As we will see, correlations between activity parameters in different cycles are generally much weaker than those within one cycle, which strongly suggests that the intracycle memory mechanism is different from longer term memory effects, if such are present at all. Referring back to our analogy, the intracycle memory may work like computer RAM, periodically erased at every reboot (i.e., at the start of a new cycle).

The interesting question is whether, in addition to the intracycle memory effect, any other type of memory is present in the solar dynamo or not. To what extent is the amplitude of a sunspot cycle determined by previous cycles? Are subsequent cycles essentially independent, randomly drawn from some stochastic distribution of cycle amplitudes around the long term average? Or, in the alternative case, for how many previous cycles do we need to consider solar activity for successful forecasts?

The existence of long lasting grand minima and maxima suggests that the sunspot number record must have a long-term memory extending over several consecutive cycles. Indeed, elementary combinatorical calculations show that the occurrence of phenomena like the Dalton minimum (3 of the 4 lowest maxima occurring in a row) or the Modern maximum (4 of the 5 highest maxima occurring within a series of 5 cycles) in a random series of 24 recorded solar maxima has a rather low probability (5% and 3 %, respectively). This conclusion is corroborated by the analysis of long-term proxy data, extending over several millennia, which showed that the occurrence of grand minima and grand maxima is more common than what would follow from Gaussian statistics (Usoskin et al., 2007).

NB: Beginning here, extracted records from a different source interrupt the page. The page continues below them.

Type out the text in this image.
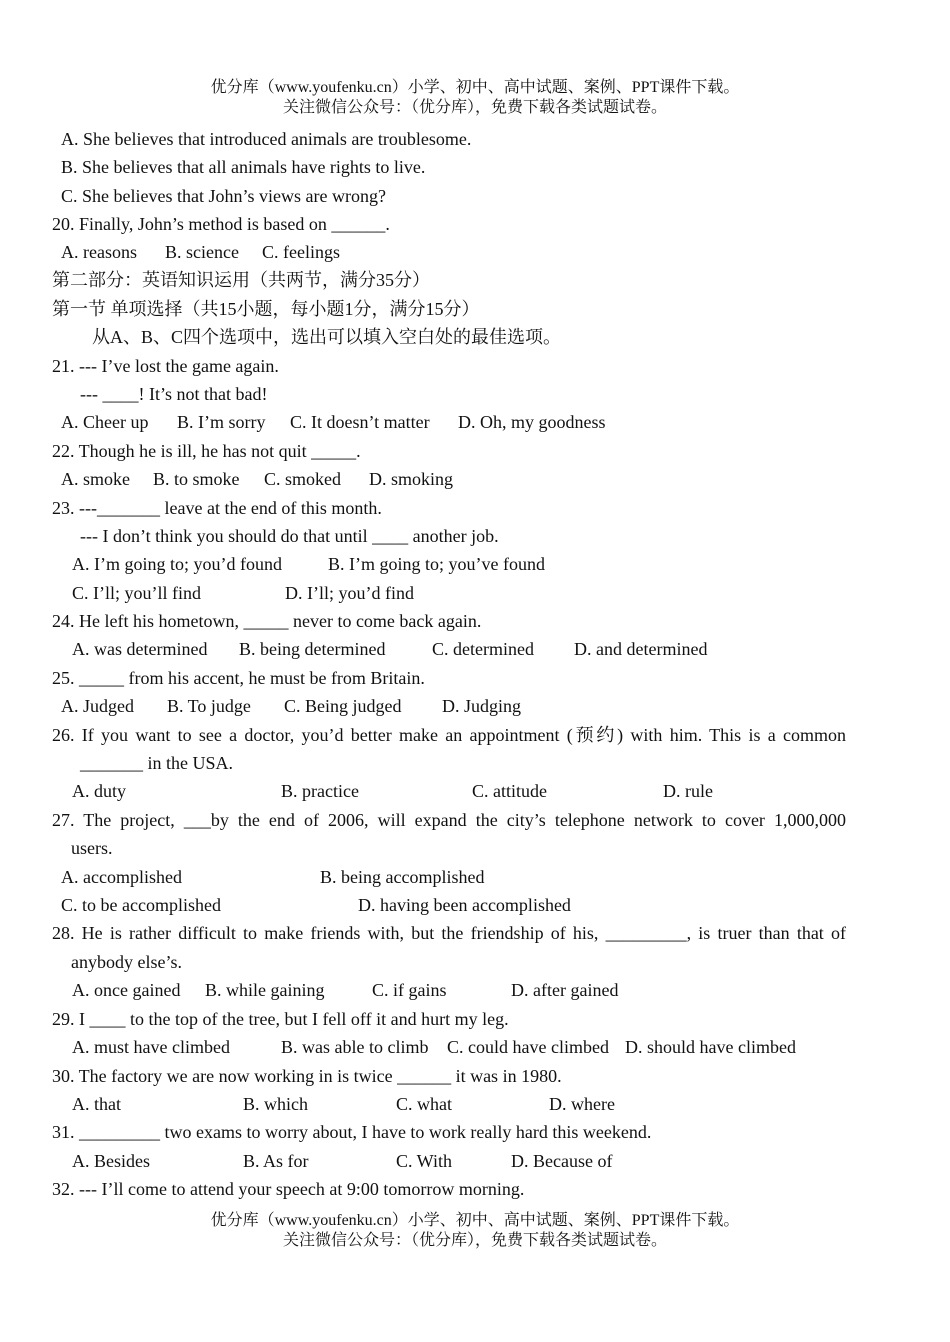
优分库（www.youfenku.cn）小学、初中、高中试题、案例、PPT课件下载。
关注微信公众号：（优分库），免费下载各类试题试卷。
A. She believes that introduced animals are troublesome.
B. She believes that all animals have rights to live.
C. She believes that John’s views are wrong?
20. Finally, John’s method is based on ______.
A. reasons B. science C. feelings
第二部分：英语知识运用（共两节，满分35分）
第一节 单项选择（共15小题，每小题1分，满分15分）
从A、B、C四个选项中，选出可以填入空白处的最佳选项。
21. --- I’ve lost the game again.
--- ____! It’s not that bad!
A. Cheer up B. I’m sorry C. It doesn’t matter D. Oh, my goodness
22. Though he is ill, he has not quit _____.
A. smoke B. to smoke C. smoked D. smoking
23. ---_______ leave at the end of this month.
--- I don’t think you should do that until ____ another job.
A. I’m going to; you’d found	B. I’m going to; you’ve found
C. I’ll; you’ll find	D. I’ll; you’d find
24. He left his hometown, _____ never to come back again.
A. was determined B. being determined	C. determined D. and determined
25. _____ from his accent, he must be from Britain.
A. Judged B. To judge C. Being judged D. Judging
26. If you want to see a doctor, you’d better make an appointment (预约) with him. This is a common
_______ in the USA.
A. duty	B. practice	C. attitude	D. rule
27. The project, ___by the end of 2006, will expand the city’s telephone network to cover 1,000,000
users.
A. accomplished	B. being accomplished
C. to be accomplished	D. having been accomplished
28. He is rather difficult to make friends with, but the friendship of his, _________, is truer than that of
anybody else’s.
A. once gained B. while gaining	C. if gains	D. after gained
29. I ____ to the top of the tree, but I fell off it and hurt my leg.
A. must have climbed	B. was able to climb C. could have climbed D. should have climbed
30. The factory we are now working in is twice ______ it was in 1980.
A. that	B. which	C. what	D. where
31. _________ two exams to worry about, I have to work really hard this weekend.
A. Besides	B. As for	C. With	D. Because of
32. --- I’ll come to attend your speech at 9:00 tomorrow morning.
优分库（www.youfenku.cn）小学、初中、高中试题、案例、PPT课件下载。
关注微信公众号：（优分库），免费下载各类试题试卷。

It could be objected that for sustained grand minima or maxima a memory extending only from one cycle to the next would suffice. In contrast to long-term (multidecadal or longer) memory, this would constitute another kind of short-term (≲ 10 years) memory: a cycle-to-cycle or intercycle memory effect. In our computer analogy, think of system files or memory cache written on the hard disk, often with the explicit goal of recalling the system status (e.g., desktop arrangement) after the next reboot. While these files survive the reboot, they are subject to erasing and rewriting in every session, so they have a much more temporary character than the generic data files stored on the disk.

The intercycle memory explanation of persistent secular activity minima and maxima, however, would imply a good correlation between the amplitudes of subsequent cycles, which is not the case (cf. Section 2.1 below). With the known poor cycle-to-cycle correlation, strong deviations from the long-term mean would be expected to be damped on time scales short compared to, e.g., the length of the Maunder minimum. This suggests that the persistent states of low or high activity are due to truly long term memory effects extending over several cycles.

Further evidence for a long-term memory in solar activity comes from the persistence analysis of activity indicators. The parameter determined in such studies is the Hurst exponent 0 < H < 1. Essentially, H is the steepness of the growth of the total range \(\mathcal{R}\) of measured values plotted against the number n of data in a time series, on a logarithmic plot: \(\mathcal{R}\). For a Markovian random process with no memory H = 0:5. Processes with H > 0:5 are persistent (they tend to stay in a stronger-than-average or weaker-than-average state longer), while those with H < 0:5 are anti-persistent (their fluctuations will change sign more often).

Hurst exponents for solar activity indices have been derived using rescaled range analysis by many authors (Mandelbrot and Wallis, 1969; Ruzmaikin et al., 1994; Komm, 1995; Oliver and Ballester, 1996; Kilcik et al., 2009). All studies coherently yield a value H = 0:85 – 0:88 for time scales exceeding a year or so, and somewhat lower values (H ∼ 0:75) on shorter time scales. Some doubts regarding the significance of this result for a finite series have been raised by Oliver and Ballester (1998); however, Qian and Rasheed (2004) have shown using Monte Carlo experiments that for time series of a length comparable to the sunspot record, H values exceeding 0.7 are statistically significant.

A complementary method, essentially equivalent to rescaled range analysis is detrended fluctuation analysis. Its application to solar data (Ogurtsov, 2004) has yielded results in accordance with the H values quoted above.

The overwhelming evidence for the persistent character of solar activity and for the intermittent appearance of secular cyclicities, however, is not much help when it comes to cycle-to-cycle prediction. It is certainly reassuring to know that forecasting is not a completely idle enterprise (which would be the case for a purely Markovian process), and the long-term persistence and trends may make our predictions statistically somewhat different from just the long-term average. There are, however, large decadal scale fluctuations superposed on the long term trends, so the associated errors will still be so large as to make the forecast of little use for individual cycles.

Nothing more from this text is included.